Things has been pretty quiet lately on Rocket Scream camp lately. This is because we are working around the clock to bring up new products. Apart from working on the open source PID controller with Brett Beauregard, we are finishing a few products which we hope will be on the shelf very soon. We always wanted to make the best possible products and kinda stay away from the FISI philosophy. So, it takes some time for us to release anything although at times certain products went for 5 revision but yet to be seen on the shelf.
We had always wanted to make a GSM-GPRS-GPS and data logging shield for Arduino. We knew from the beginning that on top of a reliable hardware, the shield needs an easy to use accompanying library. So, off we go starting to source for GSM-GPRS modules and GPS modules of various brands.
We are fortunate enough to have work with several brands of GSM-GPRS module in the past and we know which works better than others. Very good modules that we have worked with in the past includes those from Telit, Siemens (now called Cinterion), and Wavecom (now called Sierra Wireless). One of the major requirement includes the availability of embedded TCP-IP stack on the module and good supporting documents from the manufacturer. We also wanted to stay away from any module that requires a board-to-board connector which reduces the reliability, increases cost and adding manufacturing steps. And being a low power freak, we wanted them to be as low power as possible. We wanted everyone around the world to be able to use them across different GSM band, so having a quad band GSM-GPRS module is a must feature. After hours and hours of researching and testing, we ended up with Sierra Wireless WISMO228 GSM-GPRS module.

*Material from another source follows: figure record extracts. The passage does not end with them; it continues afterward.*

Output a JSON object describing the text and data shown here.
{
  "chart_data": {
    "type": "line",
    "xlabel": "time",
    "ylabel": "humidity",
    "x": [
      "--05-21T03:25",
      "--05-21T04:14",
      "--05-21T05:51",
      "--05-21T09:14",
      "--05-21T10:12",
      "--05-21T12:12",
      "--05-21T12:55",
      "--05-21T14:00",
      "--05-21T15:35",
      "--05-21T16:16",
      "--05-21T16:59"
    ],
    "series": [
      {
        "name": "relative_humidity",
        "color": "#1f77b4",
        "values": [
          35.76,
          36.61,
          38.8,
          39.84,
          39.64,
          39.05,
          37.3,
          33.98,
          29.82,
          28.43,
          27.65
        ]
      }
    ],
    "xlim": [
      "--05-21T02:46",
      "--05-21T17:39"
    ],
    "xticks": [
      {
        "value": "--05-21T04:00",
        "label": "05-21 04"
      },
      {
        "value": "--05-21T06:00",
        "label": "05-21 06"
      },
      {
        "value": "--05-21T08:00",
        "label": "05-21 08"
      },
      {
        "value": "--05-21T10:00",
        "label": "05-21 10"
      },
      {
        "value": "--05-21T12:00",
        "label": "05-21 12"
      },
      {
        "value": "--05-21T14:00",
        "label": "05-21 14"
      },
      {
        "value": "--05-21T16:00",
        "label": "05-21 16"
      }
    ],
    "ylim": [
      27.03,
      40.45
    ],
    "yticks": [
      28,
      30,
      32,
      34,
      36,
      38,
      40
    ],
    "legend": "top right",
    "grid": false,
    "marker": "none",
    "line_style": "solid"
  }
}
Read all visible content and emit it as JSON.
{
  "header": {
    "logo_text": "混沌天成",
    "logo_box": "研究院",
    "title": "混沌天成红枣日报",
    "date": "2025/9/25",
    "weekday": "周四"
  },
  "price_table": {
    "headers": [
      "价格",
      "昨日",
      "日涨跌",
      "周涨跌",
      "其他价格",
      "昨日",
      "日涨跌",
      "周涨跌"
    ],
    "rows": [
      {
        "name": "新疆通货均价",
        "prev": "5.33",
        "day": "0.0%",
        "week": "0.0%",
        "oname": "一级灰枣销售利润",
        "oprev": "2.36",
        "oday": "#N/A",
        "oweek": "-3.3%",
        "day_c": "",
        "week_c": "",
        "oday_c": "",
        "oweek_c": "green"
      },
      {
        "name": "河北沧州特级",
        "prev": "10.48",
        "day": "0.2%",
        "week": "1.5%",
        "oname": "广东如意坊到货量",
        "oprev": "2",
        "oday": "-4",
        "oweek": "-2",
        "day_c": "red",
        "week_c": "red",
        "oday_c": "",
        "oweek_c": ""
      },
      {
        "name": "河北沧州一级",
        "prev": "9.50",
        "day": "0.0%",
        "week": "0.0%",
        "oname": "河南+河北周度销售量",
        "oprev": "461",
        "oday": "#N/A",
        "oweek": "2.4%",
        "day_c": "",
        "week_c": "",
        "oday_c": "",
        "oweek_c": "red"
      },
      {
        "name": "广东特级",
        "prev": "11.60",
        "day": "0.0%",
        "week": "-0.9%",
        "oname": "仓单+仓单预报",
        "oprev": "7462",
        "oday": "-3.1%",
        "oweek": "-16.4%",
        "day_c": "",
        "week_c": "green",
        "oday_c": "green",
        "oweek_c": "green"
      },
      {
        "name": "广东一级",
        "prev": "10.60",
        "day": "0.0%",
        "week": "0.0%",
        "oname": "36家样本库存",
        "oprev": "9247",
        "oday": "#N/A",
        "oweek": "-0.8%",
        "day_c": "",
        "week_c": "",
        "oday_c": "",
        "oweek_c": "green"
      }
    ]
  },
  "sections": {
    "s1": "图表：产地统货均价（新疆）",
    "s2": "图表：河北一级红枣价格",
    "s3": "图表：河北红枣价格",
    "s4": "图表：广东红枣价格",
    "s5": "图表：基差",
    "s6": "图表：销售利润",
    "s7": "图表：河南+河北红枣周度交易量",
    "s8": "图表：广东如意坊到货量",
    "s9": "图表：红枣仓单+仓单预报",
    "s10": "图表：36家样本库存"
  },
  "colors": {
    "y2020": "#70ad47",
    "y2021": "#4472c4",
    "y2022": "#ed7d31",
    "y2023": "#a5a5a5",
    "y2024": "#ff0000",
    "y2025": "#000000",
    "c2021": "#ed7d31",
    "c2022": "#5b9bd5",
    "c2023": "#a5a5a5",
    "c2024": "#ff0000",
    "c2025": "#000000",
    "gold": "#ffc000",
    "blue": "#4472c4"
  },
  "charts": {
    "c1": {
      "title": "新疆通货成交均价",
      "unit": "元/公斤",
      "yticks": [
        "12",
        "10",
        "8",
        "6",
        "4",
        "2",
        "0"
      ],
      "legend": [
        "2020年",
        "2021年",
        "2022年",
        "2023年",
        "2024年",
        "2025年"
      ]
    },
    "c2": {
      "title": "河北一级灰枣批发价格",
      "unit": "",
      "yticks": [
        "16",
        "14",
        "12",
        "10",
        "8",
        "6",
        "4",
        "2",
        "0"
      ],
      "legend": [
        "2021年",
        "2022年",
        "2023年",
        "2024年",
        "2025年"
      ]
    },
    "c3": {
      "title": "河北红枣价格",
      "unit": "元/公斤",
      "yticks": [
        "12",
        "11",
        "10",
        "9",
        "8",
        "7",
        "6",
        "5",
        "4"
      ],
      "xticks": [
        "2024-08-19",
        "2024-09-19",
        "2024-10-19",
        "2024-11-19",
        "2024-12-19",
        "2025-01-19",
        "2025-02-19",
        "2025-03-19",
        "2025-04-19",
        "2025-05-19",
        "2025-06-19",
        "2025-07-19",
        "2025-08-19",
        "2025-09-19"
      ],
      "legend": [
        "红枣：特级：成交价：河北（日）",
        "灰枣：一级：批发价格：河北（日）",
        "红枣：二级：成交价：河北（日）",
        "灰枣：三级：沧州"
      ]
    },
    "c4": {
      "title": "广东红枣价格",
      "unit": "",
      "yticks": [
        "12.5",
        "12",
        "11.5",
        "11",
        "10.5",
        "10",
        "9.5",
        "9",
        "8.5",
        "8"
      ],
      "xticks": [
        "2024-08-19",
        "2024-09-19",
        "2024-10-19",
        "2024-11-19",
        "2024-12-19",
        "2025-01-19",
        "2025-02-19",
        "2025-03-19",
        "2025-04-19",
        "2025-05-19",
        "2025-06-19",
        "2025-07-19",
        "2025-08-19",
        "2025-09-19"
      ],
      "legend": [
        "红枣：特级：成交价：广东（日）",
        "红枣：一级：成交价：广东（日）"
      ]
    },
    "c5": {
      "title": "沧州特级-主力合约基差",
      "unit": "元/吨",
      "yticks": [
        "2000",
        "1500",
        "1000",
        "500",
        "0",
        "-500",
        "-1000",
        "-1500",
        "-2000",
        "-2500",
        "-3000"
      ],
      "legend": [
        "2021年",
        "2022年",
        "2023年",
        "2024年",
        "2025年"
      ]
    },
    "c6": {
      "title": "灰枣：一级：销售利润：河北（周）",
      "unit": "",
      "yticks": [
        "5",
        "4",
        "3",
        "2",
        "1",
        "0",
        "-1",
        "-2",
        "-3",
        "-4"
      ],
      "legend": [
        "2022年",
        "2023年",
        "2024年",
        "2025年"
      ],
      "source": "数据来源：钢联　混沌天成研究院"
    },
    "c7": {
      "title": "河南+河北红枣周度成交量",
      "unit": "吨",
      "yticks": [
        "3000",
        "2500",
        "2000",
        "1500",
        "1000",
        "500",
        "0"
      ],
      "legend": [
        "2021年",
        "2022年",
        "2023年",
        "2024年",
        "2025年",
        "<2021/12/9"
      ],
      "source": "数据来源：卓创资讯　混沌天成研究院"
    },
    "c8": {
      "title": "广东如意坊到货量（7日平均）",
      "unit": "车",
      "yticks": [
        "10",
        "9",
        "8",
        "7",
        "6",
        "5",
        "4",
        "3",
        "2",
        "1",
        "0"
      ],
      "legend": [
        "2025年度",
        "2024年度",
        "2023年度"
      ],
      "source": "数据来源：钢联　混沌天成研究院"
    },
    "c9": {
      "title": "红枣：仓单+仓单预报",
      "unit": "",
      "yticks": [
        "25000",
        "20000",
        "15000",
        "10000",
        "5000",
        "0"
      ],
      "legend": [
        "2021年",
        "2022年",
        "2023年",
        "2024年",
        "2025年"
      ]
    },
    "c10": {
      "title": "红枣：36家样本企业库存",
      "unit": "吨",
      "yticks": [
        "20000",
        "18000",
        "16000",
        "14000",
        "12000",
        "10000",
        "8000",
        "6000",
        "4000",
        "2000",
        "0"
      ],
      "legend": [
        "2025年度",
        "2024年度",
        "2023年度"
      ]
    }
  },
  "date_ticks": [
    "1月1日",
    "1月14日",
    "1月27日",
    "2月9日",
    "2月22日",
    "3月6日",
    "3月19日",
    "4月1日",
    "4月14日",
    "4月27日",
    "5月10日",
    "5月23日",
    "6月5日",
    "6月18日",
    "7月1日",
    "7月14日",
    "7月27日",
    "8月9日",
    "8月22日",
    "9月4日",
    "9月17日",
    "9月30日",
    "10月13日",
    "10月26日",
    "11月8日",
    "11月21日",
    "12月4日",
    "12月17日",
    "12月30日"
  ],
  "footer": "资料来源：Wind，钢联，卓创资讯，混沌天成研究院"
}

Moving on to the GPS module, things that we look at includes the chip set, sensitivity, number of channels, update rate, and antenna. We have thoughts of getting one with an embedded patch antenna but soon realized that some people might want to keep everything inside an enclosure. So, an external antenna would probably more suitable in this case. We ended up with Globalsat EB-3531 SiRF III GPS module as we knew how reliable the bigger brother EM-406A was and how widely it is being used.
Constraint by the size of a typical Arduino Uno/Duemilanove shield, we had to ensure we managed to get every features we wanted in and at the same time having a proper PCB layout for the RF components. We provide quite an amount of flexibility on the shield and here are some of them:
- Works with 3.3 V & 5.0 V Arduino boards.
- Available to work with high voltage input. We include a 2A high efficiency step down switching regulator that allows you to use voltage as high as 36V with very minimal heat dissipation.
- Can be powered directly by a Li-Ion battery.
- Flexible UART line selection:
- Choose from Arduino’s D0 & D1, D2 & D3, D5 & D6 as RX and TX pin. You can even interact directly with the WISMO228 module through the PC (bypassing the Arduino).
- RTC coin cell battery backup for GSM-GPRS module. Instead of adding an external RTC chip, you can use the internal RTC available on the WISMO228 module. Our 3V CR1220 coin cell on our prototype unit is still running strong after more than 3 months and the clock is maintained as accordingly.
- GPS hot start battery backup. EB-3531 hot start is a typically 1 s and a back up battery is needed for this feature.
- GPS PPS signal available for accurate timing purposes.
- Both GSM-GPRS module and GPS module can be turned off to save power.
- On-board SIM card and microSD combo connector.
- Proper ESD and transient protection for SIM card. Nothing is as bad as a zapped SIM card.
- Sending & receiving SMS.
- Opening and closing GPRS connection.
- Sending email through SMTP server.
- Perform HTTP GET request to a server.
- Perform ping on a server.
- RSSI parameter inquiry.
- RTC setting and reading.
- Turning on and off the GSM-GPRS module.
There are few more functions that we have yet to implement such as performing HTTP POST request to a server, Tweeter integration and Pachube integration (we are falling in love with Pachube!). We hope we will be able to get those up too. In order to illustrate an example of performing a HTTP GET request (we are not talking about pulling down a page from a server!) to a server, we written some simple examples (PHP scripts, yes we picked up PHP scripts! ) to illustrate this and set up a server to allow users to test out. HTTP POST request example will follow shortly. We’ll announce the test server address once the shield is up for sale. The library has been tested with Arduino IDE 022 & 023. We are currently testing them out on the new Arduino IDE 1.0 before releasing them in the wild.
We have a few more shields and modules in the making that we hope to push them out by year end. At time of writing this, the TraLog shield is in the procurement stage and final checks on the design! We hope we can finish assembling and testing the 1st batch before Christmas. And we’ll post some images of the final PCB before production once they are here. Time to fired up that Reflow Oven Controller!